Highlighting a few great talks

Accessibility Auditing

I was pleased to see a number of presentations addressing digital accessibility as an important aspect of UX, which has been a focus of my recent work at the RAC. It was particularly useful to see how other institutions are moving beyond an introductory understanding of accessibility to more robust audit and design work. A great example of this was the presentation “A Web Accessibility Audit is Easier with Teamwork” from Amy Deschenes, Enrique Diaz, and Maura Ferrarini. They presented on the work of a cross-functional team of twelve at Harvard Libraries that conducted a major audit and remediation of 14 library systems based on the WCAG 2.1 AA guidelines to be in line with Harvard’s recent Digital Accessibility Policy. They shared a lot of specifics about their project management approach, workflows, and specific tools used for testing and communicating actionable findings, which I found very useful and potentially scalable to smaller teams.
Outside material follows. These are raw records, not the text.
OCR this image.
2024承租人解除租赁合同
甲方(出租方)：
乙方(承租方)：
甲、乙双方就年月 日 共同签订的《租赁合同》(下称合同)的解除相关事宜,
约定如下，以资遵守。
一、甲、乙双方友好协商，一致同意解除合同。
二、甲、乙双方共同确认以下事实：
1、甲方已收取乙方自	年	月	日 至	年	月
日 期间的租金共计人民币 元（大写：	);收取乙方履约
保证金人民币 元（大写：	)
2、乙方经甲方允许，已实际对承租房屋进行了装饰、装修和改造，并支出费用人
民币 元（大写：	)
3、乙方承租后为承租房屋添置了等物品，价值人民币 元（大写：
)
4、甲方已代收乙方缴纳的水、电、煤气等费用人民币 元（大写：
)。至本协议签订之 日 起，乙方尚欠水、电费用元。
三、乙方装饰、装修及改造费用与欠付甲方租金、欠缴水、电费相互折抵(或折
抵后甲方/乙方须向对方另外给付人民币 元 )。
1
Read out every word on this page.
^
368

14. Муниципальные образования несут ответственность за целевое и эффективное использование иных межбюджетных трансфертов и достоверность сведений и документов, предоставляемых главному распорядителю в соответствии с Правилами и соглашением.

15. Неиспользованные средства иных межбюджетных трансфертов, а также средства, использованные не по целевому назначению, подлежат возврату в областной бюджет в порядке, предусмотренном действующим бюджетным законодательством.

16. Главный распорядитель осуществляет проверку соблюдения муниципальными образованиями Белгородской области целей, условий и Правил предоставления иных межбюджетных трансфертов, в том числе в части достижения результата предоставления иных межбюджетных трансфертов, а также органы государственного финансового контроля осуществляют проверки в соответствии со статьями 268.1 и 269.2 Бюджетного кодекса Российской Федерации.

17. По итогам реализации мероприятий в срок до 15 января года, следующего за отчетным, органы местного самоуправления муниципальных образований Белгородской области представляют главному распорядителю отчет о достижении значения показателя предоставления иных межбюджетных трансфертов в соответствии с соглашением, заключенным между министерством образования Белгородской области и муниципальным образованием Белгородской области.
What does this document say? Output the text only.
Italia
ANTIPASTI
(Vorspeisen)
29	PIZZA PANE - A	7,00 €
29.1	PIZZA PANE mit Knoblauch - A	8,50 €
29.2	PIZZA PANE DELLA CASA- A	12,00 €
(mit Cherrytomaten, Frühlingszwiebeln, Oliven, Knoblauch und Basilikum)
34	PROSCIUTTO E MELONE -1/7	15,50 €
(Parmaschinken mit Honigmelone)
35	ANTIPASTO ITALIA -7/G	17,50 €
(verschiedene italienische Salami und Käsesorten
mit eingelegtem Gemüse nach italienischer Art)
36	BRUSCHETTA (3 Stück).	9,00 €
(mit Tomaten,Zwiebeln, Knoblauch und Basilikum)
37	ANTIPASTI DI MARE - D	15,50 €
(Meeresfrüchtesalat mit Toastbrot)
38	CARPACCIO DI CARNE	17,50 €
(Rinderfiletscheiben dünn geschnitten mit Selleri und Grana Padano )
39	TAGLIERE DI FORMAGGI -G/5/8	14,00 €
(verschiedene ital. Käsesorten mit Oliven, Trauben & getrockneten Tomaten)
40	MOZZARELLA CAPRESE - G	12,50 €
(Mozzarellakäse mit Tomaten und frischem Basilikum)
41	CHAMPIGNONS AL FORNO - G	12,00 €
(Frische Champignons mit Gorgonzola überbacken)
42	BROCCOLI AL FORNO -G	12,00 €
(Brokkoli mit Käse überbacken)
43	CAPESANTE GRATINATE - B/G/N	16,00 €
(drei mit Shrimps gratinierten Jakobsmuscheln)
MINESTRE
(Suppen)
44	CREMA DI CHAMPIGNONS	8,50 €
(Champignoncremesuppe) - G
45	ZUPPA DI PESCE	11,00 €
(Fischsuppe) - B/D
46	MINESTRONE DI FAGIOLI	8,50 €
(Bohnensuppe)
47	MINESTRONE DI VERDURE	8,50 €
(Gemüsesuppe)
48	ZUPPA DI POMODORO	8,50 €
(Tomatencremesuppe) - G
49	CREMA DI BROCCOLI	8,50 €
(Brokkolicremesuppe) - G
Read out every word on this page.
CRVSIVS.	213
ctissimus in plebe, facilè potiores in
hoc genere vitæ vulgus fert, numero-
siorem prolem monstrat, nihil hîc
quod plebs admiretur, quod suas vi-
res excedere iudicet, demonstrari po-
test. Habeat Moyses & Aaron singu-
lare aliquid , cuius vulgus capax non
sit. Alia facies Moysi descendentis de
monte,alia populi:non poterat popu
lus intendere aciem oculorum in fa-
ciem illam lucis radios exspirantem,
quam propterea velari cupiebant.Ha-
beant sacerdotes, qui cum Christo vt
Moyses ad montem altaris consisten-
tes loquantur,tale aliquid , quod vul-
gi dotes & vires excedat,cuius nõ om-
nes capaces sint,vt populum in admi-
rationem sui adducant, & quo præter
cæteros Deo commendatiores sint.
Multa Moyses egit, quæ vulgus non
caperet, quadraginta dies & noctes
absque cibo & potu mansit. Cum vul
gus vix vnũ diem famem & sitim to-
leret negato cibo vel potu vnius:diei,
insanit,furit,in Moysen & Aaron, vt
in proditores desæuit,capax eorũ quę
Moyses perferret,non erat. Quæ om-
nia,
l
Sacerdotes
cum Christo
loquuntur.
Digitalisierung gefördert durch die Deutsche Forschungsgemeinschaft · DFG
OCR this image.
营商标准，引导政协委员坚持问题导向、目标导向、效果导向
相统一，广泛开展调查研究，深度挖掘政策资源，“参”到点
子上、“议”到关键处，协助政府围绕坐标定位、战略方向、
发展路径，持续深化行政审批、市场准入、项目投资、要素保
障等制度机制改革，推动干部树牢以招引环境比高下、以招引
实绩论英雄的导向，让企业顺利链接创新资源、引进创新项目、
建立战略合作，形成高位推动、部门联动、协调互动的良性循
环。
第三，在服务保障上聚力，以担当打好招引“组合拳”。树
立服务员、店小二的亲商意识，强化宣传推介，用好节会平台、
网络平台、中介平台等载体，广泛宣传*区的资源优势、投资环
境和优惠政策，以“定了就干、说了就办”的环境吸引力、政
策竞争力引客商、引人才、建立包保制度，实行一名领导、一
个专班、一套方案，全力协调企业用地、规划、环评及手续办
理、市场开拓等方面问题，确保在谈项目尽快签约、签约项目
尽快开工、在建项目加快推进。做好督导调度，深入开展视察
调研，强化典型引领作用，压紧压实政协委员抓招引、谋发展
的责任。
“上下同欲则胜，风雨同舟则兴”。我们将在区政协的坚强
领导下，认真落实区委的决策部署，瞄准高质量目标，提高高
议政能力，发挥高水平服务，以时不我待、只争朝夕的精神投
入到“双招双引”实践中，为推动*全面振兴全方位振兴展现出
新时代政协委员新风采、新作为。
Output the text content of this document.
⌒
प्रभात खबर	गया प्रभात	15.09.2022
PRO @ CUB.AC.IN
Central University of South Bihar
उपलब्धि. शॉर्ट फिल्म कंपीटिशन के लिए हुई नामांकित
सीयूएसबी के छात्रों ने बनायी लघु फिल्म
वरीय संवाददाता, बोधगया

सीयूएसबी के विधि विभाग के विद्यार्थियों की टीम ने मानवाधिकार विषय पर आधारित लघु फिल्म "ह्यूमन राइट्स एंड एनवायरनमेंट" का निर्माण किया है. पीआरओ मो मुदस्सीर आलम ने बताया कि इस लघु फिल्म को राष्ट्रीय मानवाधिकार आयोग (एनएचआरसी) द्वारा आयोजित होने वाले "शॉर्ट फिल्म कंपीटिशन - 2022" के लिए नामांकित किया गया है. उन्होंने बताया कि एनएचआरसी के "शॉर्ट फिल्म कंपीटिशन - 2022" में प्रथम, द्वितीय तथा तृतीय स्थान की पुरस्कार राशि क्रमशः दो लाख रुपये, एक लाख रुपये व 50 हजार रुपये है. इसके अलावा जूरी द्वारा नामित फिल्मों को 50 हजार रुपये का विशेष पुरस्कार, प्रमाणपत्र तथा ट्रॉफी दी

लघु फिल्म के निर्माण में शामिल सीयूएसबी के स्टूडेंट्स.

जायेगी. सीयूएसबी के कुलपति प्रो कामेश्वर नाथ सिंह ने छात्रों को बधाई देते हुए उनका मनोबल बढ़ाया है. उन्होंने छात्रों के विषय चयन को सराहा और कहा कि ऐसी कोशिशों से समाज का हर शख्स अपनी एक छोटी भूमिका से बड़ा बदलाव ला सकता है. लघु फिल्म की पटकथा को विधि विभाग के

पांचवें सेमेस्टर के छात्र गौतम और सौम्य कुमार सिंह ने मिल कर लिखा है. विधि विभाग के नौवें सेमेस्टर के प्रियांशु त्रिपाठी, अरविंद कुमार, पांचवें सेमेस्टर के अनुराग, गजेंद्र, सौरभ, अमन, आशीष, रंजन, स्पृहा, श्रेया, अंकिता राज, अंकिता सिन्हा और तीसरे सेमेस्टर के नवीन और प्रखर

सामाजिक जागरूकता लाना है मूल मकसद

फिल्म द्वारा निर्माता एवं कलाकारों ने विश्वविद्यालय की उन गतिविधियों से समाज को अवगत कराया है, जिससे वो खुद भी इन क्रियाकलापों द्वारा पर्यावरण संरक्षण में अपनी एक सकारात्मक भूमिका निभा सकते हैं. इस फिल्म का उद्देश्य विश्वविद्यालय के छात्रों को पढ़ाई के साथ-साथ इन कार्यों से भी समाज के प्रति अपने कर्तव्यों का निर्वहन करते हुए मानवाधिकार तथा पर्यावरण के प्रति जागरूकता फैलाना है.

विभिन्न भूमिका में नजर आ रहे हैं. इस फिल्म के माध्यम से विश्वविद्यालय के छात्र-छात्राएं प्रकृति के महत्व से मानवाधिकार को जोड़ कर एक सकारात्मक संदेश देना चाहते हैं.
Measuring and building UX maturity

I also wanted to highlight a talk from Jaci Wilkinson and Scott W. H. Young titled “Assessing UX Maturity, Advocating UX Growth” that synthesized results from the DLF UX working group’s findings from a literature review, as well as a research study on organizational UX maturity in academic libraries for a paper now available in Information Technology and Libraries. The work looks to Nielsen Norman’s 8 Stages of UX Maturity as a measure, and identifies factors that boost UX maturity in academic libraries including leadership support and resource allocation such as having a dedicated UX group/committee, a dedicated UX lead, collaboration across departments, and the inclusion of UX in strategic planning. I’m excited to delve more into the paper and findings from the literature review, because I think archives have a lot to learn from our library colleagues in this field, and this kind of research can give us important strategies and tools for leveling-up our own UX practice or increasing collaboration with existing UX practitioners in our institutions.

Usability Testing Toolkit

Finally, I want to highlight a resource that I learned about from Tobi Hines and Kevin Kidwell’s talk “Usability Testing Toolkit: Methods, Processes & Best Practices,” which is their usability testing toolkit made available by the Usability Working Group at Cornell University Library. I’ve been working on some usability testing templates to better operationalize our testing and enable staff across the RAC to more easily engage with the work, and really appreciate these as a resource. The templates made available by UX @ Harvard Library have also been a great resource. I’m glad to see institutions sharing their workflows and scripts.